Hier habe ich das Shirt zum Kleid verlängert, zum Saum hin trapezförmig ausgestellt und mit gerundeter Saumkante verarbeitet.
Da der Schnitt so schlicht ist, bietet er viele Möglichkeiten damit herumzuspielen.
Faszinierend finde ich immer wieder, wie sich die Stoffwahl auf das fertige Ergebnis auswirkt.
Aus der Baumwolle ist da Kleid deutlich kleiner als zum Beispiel einer Viskose oder auch aus einem zarten Batist.
Das geht gerade so mit der Armfreiheit, lange Ärmel hätten sicher nicht funktioniert.



Wiebke zeigt heute beim Me Made Mittwoch ein elegantes schwarzes Kleid.
Ich greife auch gerne erst zu bunten Mustern, spreche aber immer mal wieder ein ernstes Wort mit mir, damit ich auch unifarbenes in den Kleiderschrank bekomme.

Mittwoch, 10. Mai 2017

MMM 10.Mai- Alexandria Peg Trousers von Named mit Scout Woven Tee von Grainline





Heute zeige ich die ersten Teile meiner Urlaubsgarderobe.
Nach vielen Jahren Urlaub in der Hochsaison, wenn es voll und teuer ist, kann ich nun jederzeit verreisen.
Als es Ostern so kalt war, wurde der Wunsch nach einem temperatursicherem Reiseziel sehr groß.
Wir waren schon zweimal nach Kindern unterwegs, haben eine Radtour in Polen und einem Campingurlaub in Süditalien gemacht.
In jedem Urlaub habe ich gefroren, ja auch im September in Süditalien.
So haben wir uns für dieses Jahr Vietnam ausgesucht.

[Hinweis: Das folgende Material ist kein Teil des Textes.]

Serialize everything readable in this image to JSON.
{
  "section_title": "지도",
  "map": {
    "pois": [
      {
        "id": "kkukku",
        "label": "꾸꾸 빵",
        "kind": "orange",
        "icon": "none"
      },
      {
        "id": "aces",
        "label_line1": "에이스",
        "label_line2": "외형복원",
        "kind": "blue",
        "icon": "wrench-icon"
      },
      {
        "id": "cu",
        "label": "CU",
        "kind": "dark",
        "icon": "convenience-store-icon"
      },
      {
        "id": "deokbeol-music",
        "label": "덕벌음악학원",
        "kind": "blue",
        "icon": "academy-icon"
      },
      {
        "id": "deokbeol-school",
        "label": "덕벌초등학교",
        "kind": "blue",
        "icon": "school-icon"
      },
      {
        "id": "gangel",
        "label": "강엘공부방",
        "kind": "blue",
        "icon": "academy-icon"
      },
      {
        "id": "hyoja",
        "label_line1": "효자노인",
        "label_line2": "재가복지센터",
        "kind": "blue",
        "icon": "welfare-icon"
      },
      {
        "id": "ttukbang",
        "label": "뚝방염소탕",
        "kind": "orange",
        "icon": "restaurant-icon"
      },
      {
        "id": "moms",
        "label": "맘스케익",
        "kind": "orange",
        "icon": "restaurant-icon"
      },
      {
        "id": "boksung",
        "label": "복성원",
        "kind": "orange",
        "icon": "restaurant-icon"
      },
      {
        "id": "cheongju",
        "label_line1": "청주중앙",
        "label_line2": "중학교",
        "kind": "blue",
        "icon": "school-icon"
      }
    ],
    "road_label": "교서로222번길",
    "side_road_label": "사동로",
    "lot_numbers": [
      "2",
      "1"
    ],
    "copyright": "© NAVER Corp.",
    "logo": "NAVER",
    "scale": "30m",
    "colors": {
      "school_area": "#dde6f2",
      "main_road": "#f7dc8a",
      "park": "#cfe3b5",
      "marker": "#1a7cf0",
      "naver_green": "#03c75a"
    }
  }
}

In 2 Wochen sitze ich im Flugzeug mit dem Ziel Hanoi.
Ziemlich sofort habe ich mit der Planung einer tropengeeigneten Garderobe begonnen.
Wobei als erstes ist meine Reisehose entstanden.
Irgendwann einmal habe ich in einer Wartezimmerzeitschrift einen Artikel über die Reisegarderobe der Filmstars gelesen.
Die tragen Jogginghosen und reisen mit ihren eigenen Kaschmirdecken.
Eine Kaschmirdecke besitze ich nicht, aber eine luxuriöse Jogginghose habe ich mir genäht.

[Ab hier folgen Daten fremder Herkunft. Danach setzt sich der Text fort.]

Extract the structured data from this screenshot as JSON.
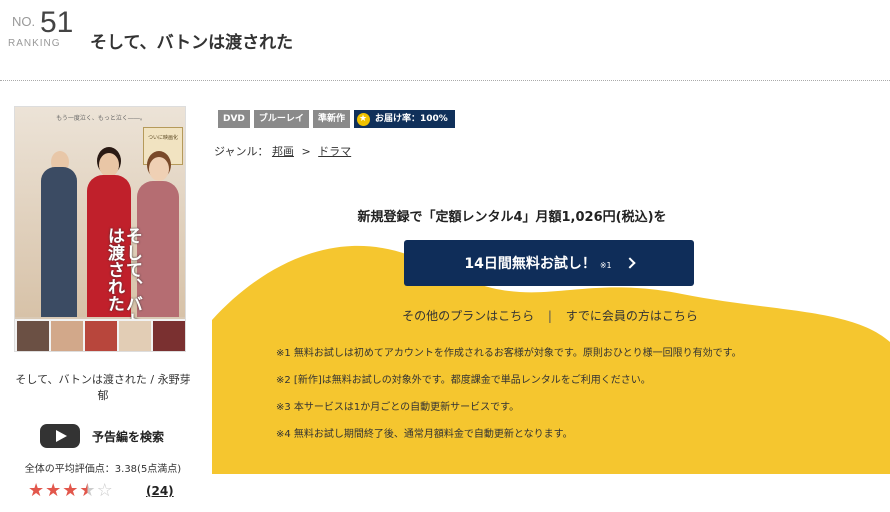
{
  "header": {
    "rank_prefix": "NO.",
    "rank_number": "51",
    "rank_label": "RANKING",
    "title": "そして、バトンは渡された"
  },
  "cover": {
    "tagline": "もう一度泣く、もっと泣く――。",
    "vertical_title": "そして、バトンは渡された",
    "badge_text": "ついに映画化"
  },
  "item": {
    "title_line": "そして、バトンは渡された / 永野芽郁",
    "trailer_label": "予告編を検索",
    "avg_rating": "全体の平均評価点：3.38(5点満点)",
    "rating_value": 3.38,
    "rating_max": 5,
    "review_count": "(24)"
  },
  "tags": {
    "dvd": "DVD",
    "bluray": "ブルーレイ",
    "new": "準新作",
    "delivery": "お届け率：100%"
  },
  "genre": {
    "label": "ジャンル：",
    "primary": "邦画",
    "arrow": ">",
    "secondary": "ドラマ"
  },
  "plan": {
    "headline": "新規登録で「定額レンタル4」月額1,026円(税込)を",
    "cta_label": "14日間無料お試し！",
    "cta_note": "※1",
    "other_plans": "その他のプランはこちら",
    "separator": "|",
    "members": "すでに会員の方はこちら"
  },
  "notes": [
    "※1 無料お試しは初めてアカウントを作成されるお客様が対象です。原則おひとり様一回限り有効です。",
    "※2 [新作]は無料お試しの対象外です。都度課金で単品レンタルをご利用ください。",
    "※3 本サービスは1か月ごとの自動更新サービスです。",
    "※4 無料お試し期間終了後、通常月額料金で自動更新となります。"
  ],
  "colors": {
    "navy": "#0f2d59",
    "yellow": "#f5c62f",
    "star": "#e2574c",
    "tag_gray": "#8a8a8a"
  }
}
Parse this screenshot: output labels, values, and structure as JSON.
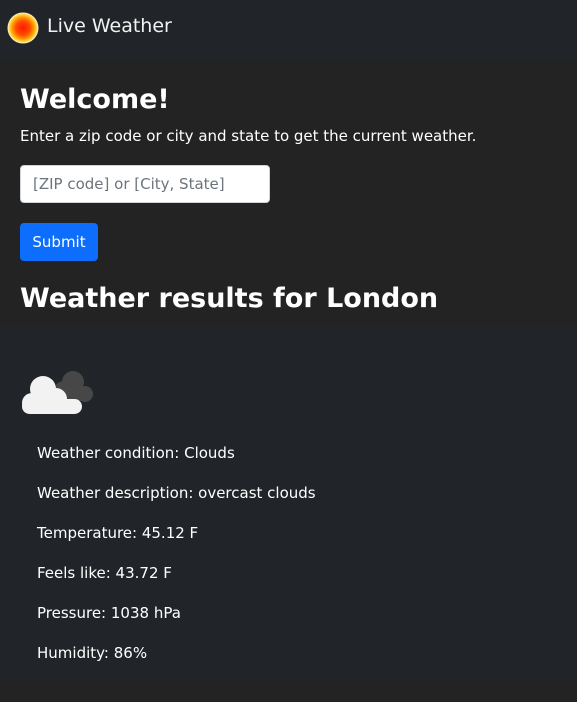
{
  "app": {
    "title": "Live Weather",
    "logo_icon": "sun-logo-icon"
  },
  "welcome": {
    "heading": "Welcome!",
    "instructions": "Enter a zip code or city and state to get the current weather."
  },
  "search": {
    "value": "",
    "placeholder": "[ZIP code] or [City, State]",
    "submit_label": "Submit"
  },
  "results": {
    "heading": "Weather results for London",
    "icon": "cloud-icon",
    "details": {
      "condition": "Weather condition: Clouds",
      "description": "Weather description: overcast clouds",
      "temperature": "Temperature: 45.12 F",
      "feels_like": "Feels like: 43.72 F",
      "pressure": "Pressure: 1038 hPa",
      "humidity": "Humidity: 86%"
    }
  },
  "colors": {
    "navbar_bg": "#212529",
    "page_bg": "#232323",
    "primary_button": "#0d6efd",
    "results_bg": "#212529"
  }
}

Der Schnitt ist einer meiner Klassiker, die Alexandria Peg Trousers von Named Clothing.
Beine länger und an den Waden weiter, was die Hose aber richtig bequem macht, ist das breite Bündchen, dass ich statt des Originals verwendet habe.
Auch hier konnte ich auf meine Schnittmustersammlung zurückgreifen und den Bund vom Axel Skirt von Megan Nielsen nehmen.
Der Bund ist "nur" ein Rechteck aber die Proportionen passen mir perfekt.
Im Vergleich zum Original-Schnittteil sitzt die Hose jetzt an der richtigen Stelle. Zudem bewirkt der breite Bund, dass die Hose von hinten deutlich vorteilhafter aussieht.
Für meine Reise- Alexandria habe ich mir Bio Sweatshirtstoff vor Ort gekauft, 95% Baumwolle/5% Elasthan.

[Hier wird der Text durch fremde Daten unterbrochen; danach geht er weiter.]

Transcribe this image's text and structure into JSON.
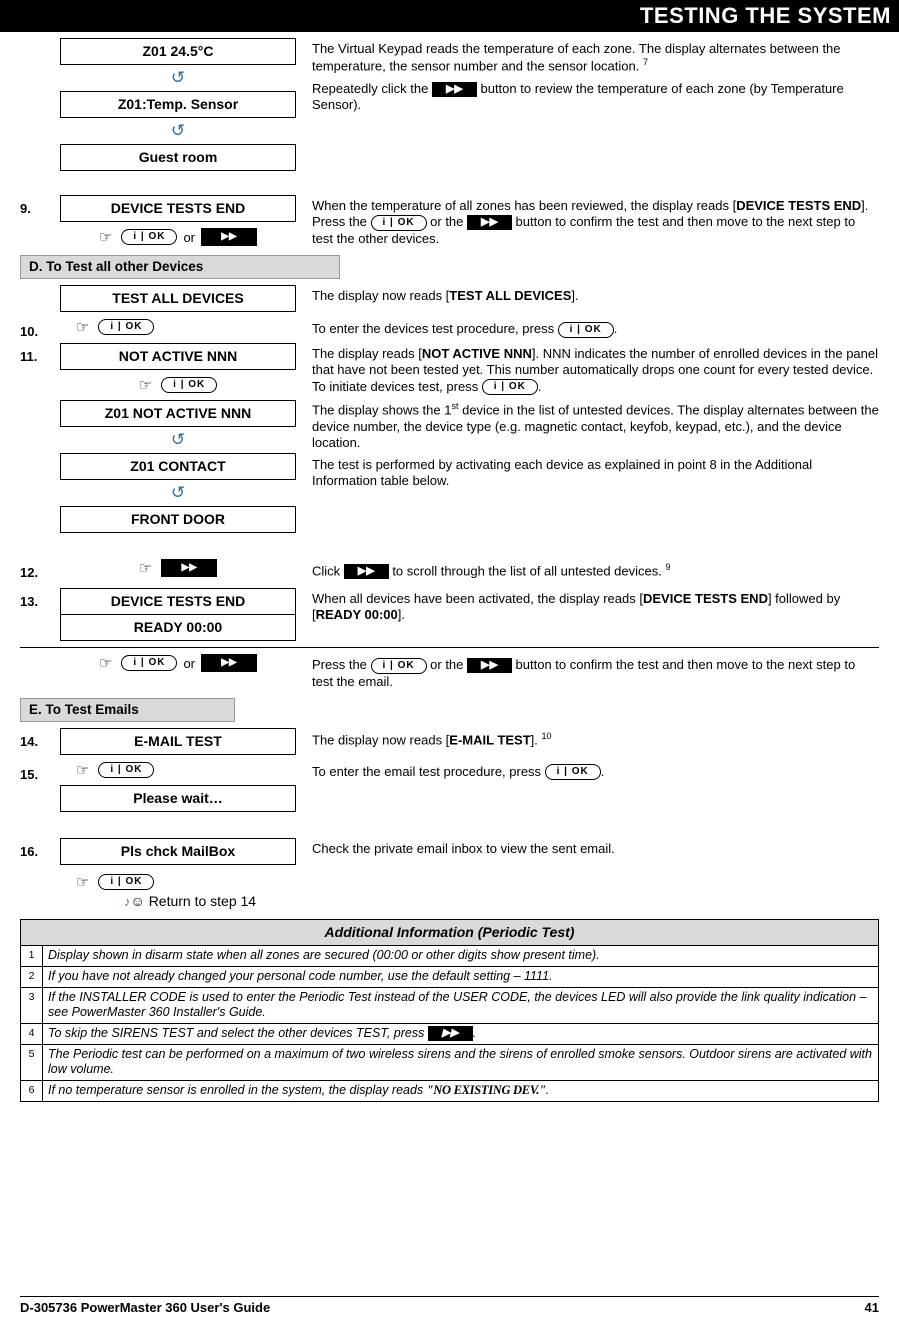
{
  "header": {
    "title": "TESTING THE SYSTEM"
  },
  "steps": {
    "temp": {
      "lcd1": "Z01 24.5°C",
      "lcd2": "Z01:Temp. Sensor",
      "lcd3": "Guest room",
      "text1": "The Virtual Keypad reads the temperature of each zone. The display alternates between the temperature, the sensor number and the sensor location. ",
      "note1": "7",
      "text2a": "Repeatedly click the ",
      "text2b": " button to review the temperature of each zone (by Temperature Sensor)."
    },
    "s9": {
      "num": "9.",
      "lcd": "DEVICE TESTS END",
      "or": "or",
      "text_a": "When the temperature of all zones has been reviewed, the display reads [",
      "text_b": "DEVICE TESTS END",
      "text_c": "]. Press the ",
      "text_d": " or the ",
      "text_e": " button to confirm the test and then move to the next step to test the other devices."
    },
    "sectionD": "D. To Test all other Devices",
    "testall": {
      "lcd": "TEST ALL DEVICES",
      "text_a": "The display now reads [",
      "text_b": "TEST ALL DEVICES",
      "text_c": "]."
    },
    "s10": {
      "num": "10.",
      "text_a": "To enter the devices test procedure, press ",
      "text_b": "."
    },
    "s11": {
      "num": "11.",
      "lcd1": "NOT ACTIVE NNN",
      "lcd2": "Z01 NOT ACTIVE NNN",
      "lcd3": "Z01 CONTACT",
      "lcd4": "FRONT DOOR",
      "p1_a": "The display reads [",
      "p1_b": "NOT ACTIVE NNN",
      "p1_c": "]. NNN indicates the number of enrolled devices in the panel that have not been tested yet. This number automatically drops one count for every tested device. To initiate devices test, press ",
      "p1_d": ".",
      "p2_a": "The display shows the 1",
      "p2_sup": "st",
      "p2_b": " device in the list of untested devices. The display alternates between the device number, the device type (e.g. magnetic contact, keyfob, keypad, etc.), and the device location.",
      "p3": "The test is performed by activating each device as explained in point 8 in the Additional Information table below."
    },
    "s12": {
      "num": "12.",
      "text_a": "Click ",
      "text_b": " to scroll through the list of all untested devices. ",
      "note": "9"
    },
    "s13": {
      "num": "13.",
      "lcd1": "DEVICE TESTS END",
      "lcd2": "READY 00:00",
      "text_a": "When all devices have been activated, the display reads [",
      "text_b": "DEVICE TESTS END",
      "text_c": "] followed by [",
      "text_d": "READY 00:00",
      "text_e": "]."
    },
    "s13b": {
      "or": "or",
      "text_a": "Press the ",
      "text_b": " or the ",
      "text_c": " button to confirm the test and then move to the next step to test the email."
    },
    "sectionE": "E. To Test Emails",
    "s14": {
      "num": "14.",
      "lcd": "E-MAIL TEST",
      "text_a": "The display now reads [",
      "text_b": "E-MAIL TEST",
      "text_c": "]. ",
      "note": "10"
    },
    "s15": {
      "num": "15.",
      "lcd": "Please wait…",
      "text_a": "To enter the email test procedure, press ",
      "text_b": "."
    },
    "s16": {
      "num": "16.",
      "lcd": "Pls chck MailBox",
      "text": "Check the private email inbox to view the sent email.",
      "return": "Return to step 14"
    }
  },
  "keys": {
    "ok": "OK",
    "ok_prefix": "i",
    "next": "▶▶"
  },
  "table": {
    "title": "Additional Information (Periodic Test)",
    "rows": [
      {
        "idx": "1",
        "text": "Display shown in disarm state when all zones are secured (00:00 or other digits show present time)."
      },
      {
        "idx": "2",
        "text": "If you have not already changed your personal code number, use the default setting – 1111."
      },
      {
        "idx": "3",
        "text": "If the INSTALLER CODE is used to enter the Periodic Test instead of the USER CODE, the devices LED will also provide the link quality indication – see PowerMaster 360 Installer's Guide."
      },
      {
        "idx": "4",
        "text_a": "To skip the SIRENS TEST and select the other devices TEST, press ",
        "text_b": "."
      },
      {
        "idx": "5",
        "text": "The Periodic test can be performed on a maximum of two wireless sirens and the sirens of enrolled smoke sensors. Outdoor sirens are activated with low volume."
      },
      {
        "idx": "6",
        "text_a": "If no temperature sensor is enrolled in the system, the display reads  ",
        "quote": "\"NO EXISTING DEV.\"",
        "text_b": "."
      }
    ]
  },
  "footer": {
    "left": "D-305736 PowerMaster 360 User's Guide",
    "right": "41"
  }
}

Der Stoff ist ein Glücksgriff, durch den hohen Baumwollanteil fühlt sich die Hose unglaublich gut auf der Haut an.
Der Stretchanteil hält die Hose gut in Form.
Weil die Hose so kuschelig ist, habe ich sie jetzt schon dauernd an.
Für das Foto habe ich kurz nochmal drüber gebügelt, sie hat aber schon ein paar Tage Tragezeit auf dem Buckel.



Das Oberteil ist ebenfalls ein Klassiker, das Scout Woven Tee von Grainline.
Mein Scout habe ich aus einer Viskose- Baumwollmischung  im schrägen Fadenlauf zugeschnitten.
Ich mag den schönen Fall und die zusätzliche Bequemlichkeit von Kleidungsstücken, bei denen der Stoff auf diese Art verarbeitet ist.


Es war sehr kalt beim Fotografieren.
Bin ich froh, wenn ich endlich kurze Ärmel anziehen kann.
Beim Me Made Mittwoch empfängt uns heute Nina in einem Traumkleid.
Das ist ein Schnitt, den ich niemals bemerkt hätte, jetzt bin ich total begeistert.